- Born: 26 July 1976 (age 49)
- Education: Musikhochschule Hannover
- Occupation: Operatic baritone
- Organization: Semperoper
- Awards: Christel-Goltz Prize; Hamburger Kammersänger;

= Christoph Pohl =

German opera singer

Christoph Pohl (born 26 July 1976 in Hanover) is a German operatic baritone who has performed at major opera houses in Europe, based at the Semperoper in Dresden from 2005 to 2018.

== Career ==
Pohl was a member of the Knabenchor Hannover, and then studied voice at the Musikhochschule Hannover with Carol Richardson-Smith.

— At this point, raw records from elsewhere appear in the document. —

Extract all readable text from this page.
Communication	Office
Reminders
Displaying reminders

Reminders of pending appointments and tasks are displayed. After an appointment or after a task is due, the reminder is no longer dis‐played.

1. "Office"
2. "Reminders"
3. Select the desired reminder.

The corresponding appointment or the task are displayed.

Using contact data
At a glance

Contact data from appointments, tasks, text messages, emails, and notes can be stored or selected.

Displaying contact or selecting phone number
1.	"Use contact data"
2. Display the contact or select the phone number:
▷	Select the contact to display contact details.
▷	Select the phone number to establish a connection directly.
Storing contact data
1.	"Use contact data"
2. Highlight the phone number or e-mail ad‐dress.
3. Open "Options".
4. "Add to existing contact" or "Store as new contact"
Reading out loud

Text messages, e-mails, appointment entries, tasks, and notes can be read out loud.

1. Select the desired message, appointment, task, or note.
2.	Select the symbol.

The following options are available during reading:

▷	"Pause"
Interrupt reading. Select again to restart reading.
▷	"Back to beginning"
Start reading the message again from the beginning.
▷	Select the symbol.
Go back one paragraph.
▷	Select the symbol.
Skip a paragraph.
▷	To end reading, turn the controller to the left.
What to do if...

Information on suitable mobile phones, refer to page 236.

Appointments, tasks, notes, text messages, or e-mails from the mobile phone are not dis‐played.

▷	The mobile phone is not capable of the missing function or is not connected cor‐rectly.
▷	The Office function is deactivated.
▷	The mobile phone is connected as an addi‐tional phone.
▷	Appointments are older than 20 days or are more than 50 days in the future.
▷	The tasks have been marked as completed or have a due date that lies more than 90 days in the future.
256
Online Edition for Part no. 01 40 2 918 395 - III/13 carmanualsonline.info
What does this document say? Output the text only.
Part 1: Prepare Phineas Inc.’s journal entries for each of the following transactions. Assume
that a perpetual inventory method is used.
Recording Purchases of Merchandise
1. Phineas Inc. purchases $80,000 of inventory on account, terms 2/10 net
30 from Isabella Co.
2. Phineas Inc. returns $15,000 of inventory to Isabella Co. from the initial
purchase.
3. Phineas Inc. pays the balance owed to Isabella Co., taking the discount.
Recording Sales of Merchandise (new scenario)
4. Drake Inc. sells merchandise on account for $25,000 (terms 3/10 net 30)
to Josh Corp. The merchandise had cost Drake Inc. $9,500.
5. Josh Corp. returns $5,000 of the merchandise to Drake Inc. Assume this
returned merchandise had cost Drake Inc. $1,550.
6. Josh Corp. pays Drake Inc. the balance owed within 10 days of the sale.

He studied further as a member of the studio of the Hamburg State Opera from 2003 to 2005. He then became a member of the Semperoper in Dresden, where he remained until 2018. He appeared as Mozart's Count Almaviva in Le nozze di Figaro, Guglielmo in Così fan tutte, Papageno in Die Zauberflöte, as Rossini's Figaro in Il barbiere di Siviglia, Dandini in La Cenerentola, as Belcore in Donizetti's L'elisir d'amore, Verdi's Giorgio Germont in La traviata and Posa in Don Carlos, as Valentin in Gounod's Faust, Chorèbe in Les Troyens by Berlioz, Wolfram in Wagner's Tannhäuser, the title role of Weinberger's Schwanda the Bagpiper, Puccini's Lescaut in Manon Lescaut, Marcello in La bohème, Sharpless in Madama Butterfly, Spielmann in Humperdinck's Königskinder, Harlequin in Ariadne auf Naxos by Richard Strauss, Danilo in Léhar's Die lustige Witwe, and the title role in Tchaikovsky's Eugene Onegin. He was awarded the Christel-Goltz Prize of the Semperoper Foundation in 2008.

In 2015, Pohl first appeared at the Royal Opera House in London as Johannes in the world premiere of Morgen und Abend by Georg Friedrich Haas, in a coproduction with the Deutsche Oper Berlin. The composer had written the role especially for his voice. He returned to London for Verdi's Posa in Don Carlo and Germont in La traviata. He performed as a guest also at the Deutsche Oper Berlin, the Oper Leipzig, Staatsoper Stuttgart, Theater an der Wien in Vienna, Opéra de Lyon and La Fenice in Venice. He appeared at the Bavarian State Opera in the 2020–21 season as Frank in Korngold's Die tote Stadt.